Photo search¶
Photograph a figure and FigureCollector finds the matching catalog entry — useful when you have the piece in hand but not its name. It's an alternative to URL import and manual entry, never a replacement: manual entry is always one tap away.
📷 your photo ──► [browser] DINOv2 embedding ──► 384-number signature
│
┌─────────────┘
▼
[server] pgvector nearest-neighbour
▼
ranked catalog candidates ──► you confirm
How it works¶
When you open Reconnaître par photo and take (or pick) a photo:
- The image is turned into a 384-number visual fingerprint right in your browser, using the DINOv2-small model (loaded once, then cached). The photo itself never leaves your device — only the anonymous fingerprint is sent.
- The server compares that fingerprint against the catalog index with pgvector's nearest-neighbour search and returns the closest figures, each with a similarity score.
- You pick the right one (or tap through to add it by hand if none fit).
Why a fingerprint and not the photo
The fingerprint is a one-way summary — it can't be turned back into your picture. Keeping the embedding in the browser means the in-catalog search is private by construction; the only time an actual image is uploaded is the optional web fallback below, and only when you explicitly ask for it.
The catalog index is built from catalog images (uploaded photos + official images) — never from users' own photos.
Web fallback¶
If nothing in the catalog matches, and the admin has enabled it, you'll see a "Chercher sur le web" button. This is opt-in: tapping it sends your photo to Google Cloud Vision (Web Detection), which returns identification leads — a best-guess label, recognised terms, visually-similar images, and pages hosting the same image. Use them to identify the piece, then add it by hand (the best guess pre-fills the name).

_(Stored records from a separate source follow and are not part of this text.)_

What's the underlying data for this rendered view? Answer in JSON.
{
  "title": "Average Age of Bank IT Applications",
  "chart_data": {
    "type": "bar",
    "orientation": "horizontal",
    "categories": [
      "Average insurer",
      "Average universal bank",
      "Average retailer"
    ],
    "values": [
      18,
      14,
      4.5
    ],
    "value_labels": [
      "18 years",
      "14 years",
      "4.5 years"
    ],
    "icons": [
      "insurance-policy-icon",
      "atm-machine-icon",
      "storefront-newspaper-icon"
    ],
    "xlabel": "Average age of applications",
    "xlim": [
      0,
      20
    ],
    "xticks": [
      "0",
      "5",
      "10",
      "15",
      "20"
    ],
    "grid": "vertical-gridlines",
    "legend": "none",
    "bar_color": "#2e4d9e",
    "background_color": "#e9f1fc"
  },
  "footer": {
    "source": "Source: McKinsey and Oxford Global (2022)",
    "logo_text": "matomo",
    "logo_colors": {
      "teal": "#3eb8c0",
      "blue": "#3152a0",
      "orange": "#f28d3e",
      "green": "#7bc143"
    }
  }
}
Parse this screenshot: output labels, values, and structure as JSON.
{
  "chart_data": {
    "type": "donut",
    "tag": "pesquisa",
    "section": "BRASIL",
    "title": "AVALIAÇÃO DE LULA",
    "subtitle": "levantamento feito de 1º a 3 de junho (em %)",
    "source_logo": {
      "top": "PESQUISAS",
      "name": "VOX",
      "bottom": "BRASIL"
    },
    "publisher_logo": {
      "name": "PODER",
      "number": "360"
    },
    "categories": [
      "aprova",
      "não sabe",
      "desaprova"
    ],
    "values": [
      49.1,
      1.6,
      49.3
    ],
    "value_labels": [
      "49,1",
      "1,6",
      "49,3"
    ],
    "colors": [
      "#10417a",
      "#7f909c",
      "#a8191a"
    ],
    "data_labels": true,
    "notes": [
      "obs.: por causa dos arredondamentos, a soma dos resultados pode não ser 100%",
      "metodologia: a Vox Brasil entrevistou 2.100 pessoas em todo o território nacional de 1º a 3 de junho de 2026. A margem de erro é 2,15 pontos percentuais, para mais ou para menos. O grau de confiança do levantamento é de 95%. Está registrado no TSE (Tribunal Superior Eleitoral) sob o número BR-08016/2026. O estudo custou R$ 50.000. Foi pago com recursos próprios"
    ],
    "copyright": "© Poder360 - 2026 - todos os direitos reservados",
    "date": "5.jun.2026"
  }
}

This sends the photo off your device
The web fallback is the one path where your actual photo is uploaded (to Google). The button says so, and nothing is sent until you tap it. It's off unless an admin both enables it and configures an API key.
Admin¶
Everything lives under Admin → Réglages → Recherche par photo:
- Enable photo search — surfaces the feature for everyone and allows queries. Off by default.
- Index status & re-index — shows how many catalog images are embedded vs. pending, and whether an embed-capable worker is online. Réindexer queues every catalog image still missing an embedding. New figures and photos are queued automatically as they're added, so a manual re-index is only needed for a first build or after a model change.
- Web fallback (Google Vision) — a separate toggle plus the API key field (write-only; the stored key is never shown back). Both must be set for the fallback to appear.
Who builds the index¶
A worker drains the embedding queue, advertising the embed capability —
the server only lets you build the index while one is online. The embedding runs
on CPU (DINOv2-small is light), so it never competes with gsplat training for
the GPU. Two ways to provide it:
- Your gsplat worker already does it. The scan worker runs the embed loop as a concurrent, CPU-only task alongside training — so if you run it, photo search just works once you enable the feature. Nothing extra to deploy. (Rebuild the worker image to pick this up.)
- A standalone, for a GPU-less host. If you don't run a gsplat worker — or
want indexing to live elsewhere —
infrastructure/embed-worker/is a tiny CPU-only image that does only this:
docker build -t figurecollector-embed-worker infrastructure/embed-worker
docker run --rm \
-e DATABASE_URL="postgres://…@db:5432/figurecollector" \
-e SERVER_URL="http://server:3000" \
figurecollector-embed-worker
Both run the same model and preprocessing as the browser (shared
embed_index.py), so query and index vectors live in one space.
No GPU required (but optional)
Embedding is light — DINOv2-small runs fine on CPU, which is the default so
it never competes with the gsplat trainer for VRAM. On a worker with spare
VRAM (or a dedicated/bigger GPU) set EMBED_DEVICE=cuda to index much
faster; on the standalone CPU image that flag harmlessly falls back to CPU.
Low idle memory
Each model (image, text, look, tagger) loads on demand and is freed after
EMBED_MODEL_IDLE_GRACE seconds without work — default 300 (5 min) — so an
idle worker holds no model in RAM and reloads only when jobs arrive. Lower it
to reclaim memory sooner, raise it to avoid reloading on bursty queues, or set
0 to unload as soon as the queue drains.